半年前の盗賊は間違いなく何かを知ったうえで庭を荒らしていましたからね。また彼らのような盗賊がやって来て城を荒らすということも考えられますし、せっかく綺麗にしたお庭を荒らされたら、あの元気なパルサーさんも落ち込まずにはいられないでしょう」
「もちろんその事もお伝えいたしましたよ。ですが、何か秘策があると言っておりますし、何より彼女の性格からして私の忠告に耳を貸すことはないでしょう。この城に来た時から、何か特別な思いを抱いているようですが、私には分かりません。

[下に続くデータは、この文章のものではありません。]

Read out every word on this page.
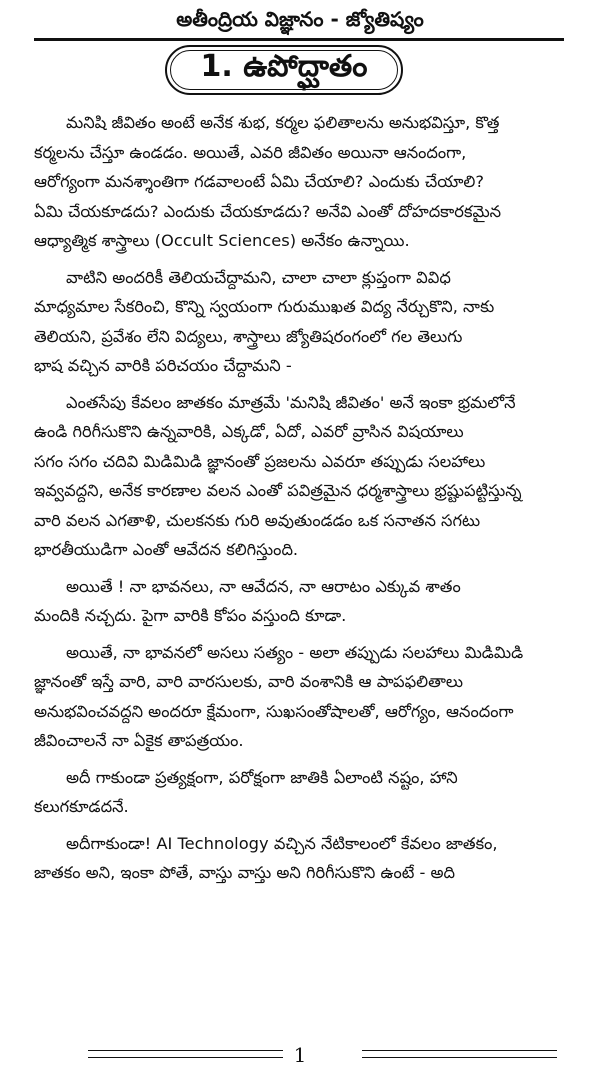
అతీంద్రియ విజ్ఞానం - జ్యోతిష్యం
1. ఉపోద్ఘాతం
మనిషి జీవితం అంటే అనేక శుభ, కర్మల ఫలితాలను అనుభవిస్తూ, కొత్త
కర్మలను చేస్తూ ఉండడం. అయితే, ఎవరి జీవితం అయినా ఆనందంగా,
ఆరోగ్యంగా మనశ్శాంతిగా గడవాలంటే ఏమి చేయాలి? ఎందుకు చేయాలి?
ఏమి చేయకూడదు? ఎందుకు చేయకూడదు? అనేవి ఎంతో దోహదకారకమైన
ఆధ్యాత్మిక శాస్త్రాలు (Occult Sciences) అనేకం ఉన్నాయి.
వాటిని అందరికీ తెలియచేద్దామని, చాలా చాలా క్లుప్తంగా వివిధ
మాధ్యమాల సేకరించి, కొన్ని స్వయంగా గురుముఖత విద్య నేర్చుకొని, నాకు
తెలియని, ప్రవేశం లేని విద్యలు, శాస్త్రాలు జ్యోతిషరంగంలో గల తెలుగు
భాష వచ్చిన వారికి పరిచయం చేద్దామని -
ఎంతసేపు కేవలం జాతకం మాత్రమే 'మనిషి జీవితం' అనే ఇంకా భ్రమలోనే
ఉండి గిరిగీసుకొని ఉన్నవారికి, ఎక్కడో, ఏదో, ఎవరో వ్రాసిన విషయాలు
సగం సగం చదివి మిడిమిడి జ్ఞానంతో ప్రజలను ఎవరూ తప్పుడు సలహాలు
ఇవ్వవద్దని, అనేక కారణాల వలన ఎంతో పవిత్రమైన ధర్మశాస్త్రాలు భ్రష్టుపట్టిస్తున్న
వారి వలన ఎగతాళి, చులకనకు గురి అవుతుండడం ఒక సనాతన సగటు
భారతీయుడిగా ఎంతో ఆవేదన కలిగిస్తుంది.
అయితే ! నా భావనలు, నా ఆవేదన, నా ఆరాటం ఎక్కువ శాతం
మందికి నచ్చదు. పైగా వారికి కోపం వస్తుంది కూడా.
అయితే, నా భావనలో అసలు సత్యం - అలా తప్పుడు సలహాలు మిడిమిడి
జ్ఞానంతో ఇస్తే వారి, వారి వారసులకు, వారి వంశానికి ఆ పాపఫలితాలు
అనుభవించవద్దని అందరూ క్షేమంగా, సుఖసంతోషాలతో, ఆరోగ్యం, ఆనందంగా
జీవించాలనే నా ఏకైక తాపత్రయం.
అదీ గాకుండా ప్రత్యక్షంగా, పరోక్షంగా జాతికి ఏలాంటి నష్టం, హాని
కలుగకూడదనే.
అదీగాకుండా! AI Technology వచ్చిన నేటికాలంలో కేవలం జాతకం,
జాతకం అని, ఇంకా పోతే, వాస్తు వాస్తు అని గిరిగీసుకొని ఉంటే - అది
1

しかし、彼女は本当に勘の良いお方で、出会ってから私は驚いてばかりです。この城の構造について既に疑問を持ち初めておりますし、あの開かずの扉の先に何があるのか私に聞いてきましたよ。上手にはぐらかしたつもりだったのですが、もしかしたらあなた様のところにも聞きに来るかもしれません」
「そうですか、来ましたか。
いかがなさいましょうか。いずれ、この城に共に住み続けるのですし、早くにこの城の全てをお伝えしてもよいかもしれませんが……」
「まだ早いですか。
いえ、私もそう思うのですが、思ったより早く事を始めなければならないかもしれません。明日、パルサーさんに麓の村まで足を運んで貰えるようにお伝えしておきたいと思います。
麓の村の様子を見てから、私たちがこの山を降りるかどうかを考えましょう」
「重たい空気になってしまいましたね。せっかくの御夕食だというのに申し訳ございません。食堂まで歩くのもお辛い御様子だとパルサーさんが言っておりましたので、此処までお持ちいたしましたが、食べられますでしょうか?
そうですか。わかりました。それではここに置いておきますので、食べ終わりましたらそのままにしておいて下さい。後で片づけに参りますので」
「そうそう。パルサーさんについて、購入する前に一つ嫌な情報を事前に頂いておりましたが、やはりあれはデマだったのでしょうね。毒グモというあだ名にはずいぶんと酷いことを言いなさると思いましたが、その点については心配はなさそうですね。あなた様の勘はやはり正しかったようで。
何かご用があればすぐにお申し付け下さい。